O movimento foi feito como forma de pressionar os americanos. Para não sofrer a retaliação autorizada pela OMC, os EUA haviam concordado, há quatro anos, em pagar US$ 147,3 milhões por ano aos produtores brasileiros.

Na ocasião, o Brasil já havia até publicado quais produtos teriam a alíquota de importação reajustada. O pagamento vigorava desde então, mas foi interrompido em outubro do ano passado.

A aprovação da nova lei agrícola americana, em fevereiro deste ano, deveria resolver de vez a disputa, que remonta a 2003, quando o Brasil questionou os subsídios. As novas regras, porém, seguem ferindo as normas da OMC na visão do Brasil.

A avaliação é que um novo pedido de painel (comitê para julgar o caso) deve ser feito até junho. Os dois governos iniciaram reuniões para tentar chegar a um novo acordo, mas há impasse. Os programas de subsídios diretos aos produtores de algodão só podem ser alterados pelos parlamentares americanos, o que é inviável no momento.IMPASSE

Os americanos sinalizaram que não têm intenção de retomar a compensação financeira, mas trouxeram à mesa a opção de dar vantagens comerciais para a entrada de produtos brasileiros. Nos cálculos do governo, o benefício seria vantajoso para o açúcar, mas não houve acordo ainda.

As conversas estão centradas no programa de financiamento à exportação, também condenado pela OMC, e que pode ser alterado pelo poder executivo americano.

Os EUA dão garantias de 24 meses aos empréstimos privados concedidos a produtores, o que reduz as taxas. Assim, conseguem oferecer preços melhores. O Brasil pede que o prazo caia pela metade.

Para o Brasil, qualquer saída negociada tem de passar pelo acerto da dívida de US$ 60 milhões dos americanos com o país, acumulada desde a interrupção dos pagamentos.

Outro ponto de pressão é o uso do dinheiro. Hoje, o IBA, instituto criado para receber o dinheiro americano, tem muitas restrições e há cerca de R$ 800 milhões parados.

"No nosso entendimento, com o rompimento dos pagamentos, o acordo deixou de valer. É preciso que o uso dos recursos seja ampliado para financiamentos à produção e pesquisa, por exemplo", diz Gilson Pinesso, presidente da Abrapa (Associação Brasileira de Produtores de Algodão).

BRASIL VÊ MANOBRA DOS EUA

A mudança no valor de retaliação a que o país tem direito contra os Estados Unidos se deve em boa parte ao que o governo brasileiro considera uma manobra dos americanos.

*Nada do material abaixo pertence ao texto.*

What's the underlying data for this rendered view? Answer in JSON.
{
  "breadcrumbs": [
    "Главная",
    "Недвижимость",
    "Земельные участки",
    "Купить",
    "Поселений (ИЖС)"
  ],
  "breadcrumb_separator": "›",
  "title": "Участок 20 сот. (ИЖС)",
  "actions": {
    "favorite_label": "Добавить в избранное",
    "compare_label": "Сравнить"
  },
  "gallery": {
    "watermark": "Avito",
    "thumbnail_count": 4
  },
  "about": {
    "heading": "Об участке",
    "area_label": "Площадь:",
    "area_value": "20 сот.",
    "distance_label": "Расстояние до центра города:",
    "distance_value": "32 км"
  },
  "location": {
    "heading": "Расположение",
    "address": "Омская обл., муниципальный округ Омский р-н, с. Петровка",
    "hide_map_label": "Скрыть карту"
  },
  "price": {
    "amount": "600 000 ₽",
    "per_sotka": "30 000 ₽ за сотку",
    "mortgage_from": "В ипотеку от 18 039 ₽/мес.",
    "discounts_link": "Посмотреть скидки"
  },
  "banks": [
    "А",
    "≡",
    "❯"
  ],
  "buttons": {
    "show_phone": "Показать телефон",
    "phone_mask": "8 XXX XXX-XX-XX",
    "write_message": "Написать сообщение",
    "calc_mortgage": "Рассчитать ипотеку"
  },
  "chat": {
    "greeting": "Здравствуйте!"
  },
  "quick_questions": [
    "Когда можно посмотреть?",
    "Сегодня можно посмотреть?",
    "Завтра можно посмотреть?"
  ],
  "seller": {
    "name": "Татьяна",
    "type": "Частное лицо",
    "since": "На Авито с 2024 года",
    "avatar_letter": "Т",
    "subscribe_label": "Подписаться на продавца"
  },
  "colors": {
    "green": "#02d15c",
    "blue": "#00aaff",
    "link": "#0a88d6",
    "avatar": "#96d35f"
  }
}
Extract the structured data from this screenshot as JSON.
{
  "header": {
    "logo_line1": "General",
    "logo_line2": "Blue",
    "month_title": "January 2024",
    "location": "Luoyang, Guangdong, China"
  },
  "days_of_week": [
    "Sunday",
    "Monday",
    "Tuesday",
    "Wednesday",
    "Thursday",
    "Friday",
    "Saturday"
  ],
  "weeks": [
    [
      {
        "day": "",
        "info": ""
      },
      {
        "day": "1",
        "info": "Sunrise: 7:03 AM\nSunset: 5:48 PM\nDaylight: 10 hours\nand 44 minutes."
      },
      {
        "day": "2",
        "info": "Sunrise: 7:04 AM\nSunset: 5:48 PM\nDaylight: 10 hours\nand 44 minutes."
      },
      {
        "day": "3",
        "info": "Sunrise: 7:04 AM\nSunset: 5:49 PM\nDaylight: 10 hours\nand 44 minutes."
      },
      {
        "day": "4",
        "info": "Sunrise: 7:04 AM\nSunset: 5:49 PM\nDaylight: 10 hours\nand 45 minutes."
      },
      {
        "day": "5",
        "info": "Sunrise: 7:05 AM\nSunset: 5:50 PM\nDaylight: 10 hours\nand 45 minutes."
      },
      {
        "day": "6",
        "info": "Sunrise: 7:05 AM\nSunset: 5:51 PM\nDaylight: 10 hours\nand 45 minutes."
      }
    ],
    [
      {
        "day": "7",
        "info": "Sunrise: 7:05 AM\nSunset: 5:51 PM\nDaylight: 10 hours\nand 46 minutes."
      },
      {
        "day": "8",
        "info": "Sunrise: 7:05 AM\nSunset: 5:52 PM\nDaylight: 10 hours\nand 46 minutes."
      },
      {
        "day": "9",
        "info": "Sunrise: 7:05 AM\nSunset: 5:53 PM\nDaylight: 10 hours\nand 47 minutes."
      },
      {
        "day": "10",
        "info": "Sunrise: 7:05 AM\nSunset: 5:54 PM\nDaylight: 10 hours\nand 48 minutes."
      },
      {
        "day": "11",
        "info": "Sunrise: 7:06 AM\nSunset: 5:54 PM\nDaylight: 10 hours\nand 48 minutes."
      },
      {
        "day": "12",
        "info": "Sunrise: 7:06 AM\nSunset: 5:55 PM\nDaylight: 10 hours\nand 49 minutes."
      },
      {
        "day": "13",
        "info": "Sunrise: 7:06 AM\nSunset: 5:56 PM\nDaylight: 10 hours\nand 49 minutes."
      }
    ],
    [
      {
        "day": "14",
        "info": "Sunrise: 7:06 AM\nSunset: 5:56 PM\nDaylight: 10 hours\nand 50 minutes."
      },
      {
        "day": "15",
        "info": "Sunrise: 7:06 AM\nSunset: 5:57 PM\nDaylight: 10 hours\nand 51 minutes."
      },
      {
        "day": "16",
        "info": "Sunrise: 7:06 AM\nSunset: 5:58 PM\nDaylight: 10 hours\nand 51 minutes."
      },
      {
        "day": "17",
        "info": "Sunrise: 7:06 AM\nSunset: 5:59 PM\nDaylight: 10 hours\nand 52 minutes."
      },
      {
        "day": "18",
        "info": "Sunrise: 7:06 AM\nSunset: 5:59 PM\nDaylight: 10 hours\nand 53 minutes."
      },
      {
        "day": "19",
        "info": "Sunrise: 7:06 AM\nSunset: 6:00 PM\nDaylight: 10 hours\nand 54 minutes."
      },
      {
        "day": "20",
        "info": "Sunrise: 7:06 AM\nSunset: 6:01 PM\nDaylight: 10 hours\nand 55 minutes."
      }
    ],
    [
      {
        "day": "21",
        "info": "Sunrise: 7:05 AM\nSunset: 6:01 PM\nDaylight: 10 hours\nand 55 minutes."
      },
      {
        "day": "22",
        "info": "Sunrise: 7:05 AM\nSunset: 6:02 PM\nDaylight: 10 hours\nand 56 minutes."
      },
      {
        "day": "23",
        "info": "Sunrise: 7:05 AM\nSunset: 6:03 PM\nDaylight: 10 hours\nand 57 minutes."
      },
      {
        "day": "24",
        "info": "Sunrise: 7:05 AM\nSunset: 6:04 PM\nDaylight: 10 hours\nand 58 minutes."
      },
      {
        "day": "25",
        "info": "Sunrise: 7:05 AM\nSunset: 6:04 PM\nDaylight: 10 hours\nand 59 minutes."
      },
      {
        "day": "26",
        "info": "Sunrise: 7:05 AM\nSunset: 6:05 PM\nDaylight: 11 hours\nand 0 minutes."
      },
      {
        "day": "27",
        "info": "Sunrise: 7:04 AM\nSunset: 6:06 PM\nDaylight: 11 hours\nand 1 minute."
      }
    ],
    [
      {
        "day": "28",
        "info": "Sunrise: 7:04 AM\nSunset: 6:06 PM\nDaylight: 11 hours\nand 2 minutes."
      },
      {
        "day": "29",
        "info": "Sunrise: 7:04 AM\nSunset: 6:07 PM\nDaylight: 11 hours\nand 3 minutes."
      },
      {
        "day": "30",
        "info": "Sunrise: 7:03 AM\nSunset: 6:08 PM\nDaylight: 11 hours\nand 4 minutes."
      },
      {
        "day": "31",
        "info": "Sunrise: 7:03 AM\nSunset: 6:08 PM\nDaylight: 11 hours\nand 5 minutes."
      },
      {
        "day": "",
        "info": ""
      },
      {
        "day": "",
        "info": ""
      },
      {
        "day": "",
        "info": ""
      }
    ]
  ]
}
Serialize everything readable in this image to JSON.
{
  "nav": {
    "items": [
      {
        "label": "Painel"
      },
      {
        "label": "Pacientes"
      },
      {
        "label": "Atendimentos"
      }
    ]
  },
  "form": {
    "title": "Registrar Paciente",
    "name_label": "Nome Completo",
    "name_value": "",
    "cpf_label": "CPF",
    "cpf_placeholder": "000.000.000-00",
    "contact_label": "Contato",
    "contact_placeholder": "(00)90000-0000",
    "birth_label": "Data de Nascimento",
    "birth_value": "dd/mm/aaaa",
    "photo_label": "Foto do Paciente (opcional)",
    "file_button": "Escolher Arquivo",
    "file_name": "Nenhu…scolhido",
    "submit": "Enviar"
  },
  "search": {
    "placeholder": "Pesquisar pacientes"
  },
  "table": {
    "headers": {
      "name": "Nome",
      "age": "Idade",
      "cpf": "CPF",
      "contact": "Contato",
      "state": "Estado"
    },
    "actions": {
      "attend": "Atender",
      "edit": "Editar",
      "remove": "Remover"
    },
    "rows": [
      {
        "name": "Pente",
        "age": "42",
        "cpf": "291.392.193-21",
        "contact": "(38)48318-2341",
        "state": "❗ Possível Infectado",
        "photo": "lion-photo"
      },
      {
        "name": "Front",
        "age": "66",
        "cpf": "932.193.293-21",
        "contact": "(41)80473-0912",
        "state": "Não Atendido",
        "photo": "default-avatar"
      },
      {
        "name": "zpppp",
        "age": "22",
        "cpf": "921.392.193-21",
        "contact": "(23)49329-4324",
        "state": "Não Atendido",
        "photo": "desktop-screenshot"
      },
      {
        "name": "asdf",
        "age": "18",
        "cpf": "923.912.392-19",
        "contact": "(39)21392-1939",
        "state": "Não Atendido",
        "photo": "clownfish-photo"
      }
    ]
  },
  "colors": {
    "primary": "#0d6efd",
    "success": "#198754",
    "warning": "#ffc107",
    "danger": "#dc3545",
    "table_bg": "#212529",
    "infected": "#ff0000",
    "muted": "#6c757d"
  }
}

A fórmula da OMC (Organização Mundial do (Comércio) para estimar a sanção leva em consideração, entre outros fatores, o volume de crédito concedido por bancos privados brasileiros aos produtores americanos.

Como outras instituições financeiras do mundo, eles atuavam nos financiamentos, recebendo as generosas garantias do governo americano.

Após a decisão da OMC, os EUA proibiram que as instituições do Brasil entrassem no programa, zerando uma das variáveis na conta e forçando o valor da retaliação para baixo. O governo brasileiro avalia o movimento como de "má-fé" e acredita que há espaço para solicitar a reforma da metodologia.

Mas isso precisaria passar pela retomada do contencioso na OMC.

Em 2010, a fórmula, feita em cima de dados do comércio de 2008, resultava em US$ 829 milhões em sanções, dos quais US$ 591 milhões teriam de ser usados necessariamente para a retaliação de bens.

Aplicada hoje, a metodologia só permitiria retaliação de cerca de US$ 500 milhões, de acordo com estimativas iniciais -sem "sobras" para propriedade intelectual, pois o mínimo exigido para a sanção em bens não caiu.

INFLAÇÃO

A decisão de retaliar não é simples. Além do peso político que um bloqueio do comércio traz, o governo teme complicações para a equipe econômica.

O Brasil importa muitos insumos industriais dos EUA e a decisão de aumentar a alíquota para a entrada dos produtos elevaria a pressão inflacionária num ano em que o governo luta para controlá-la.

Além disso, o país vem enfrentando dificuldades em seu comércio exterior com a queda nas exportações para a Argentina e para a União Europeia. Nesse cenário, os EUA vêm sendo um dos poucos mercados em expansão, ao lado da China.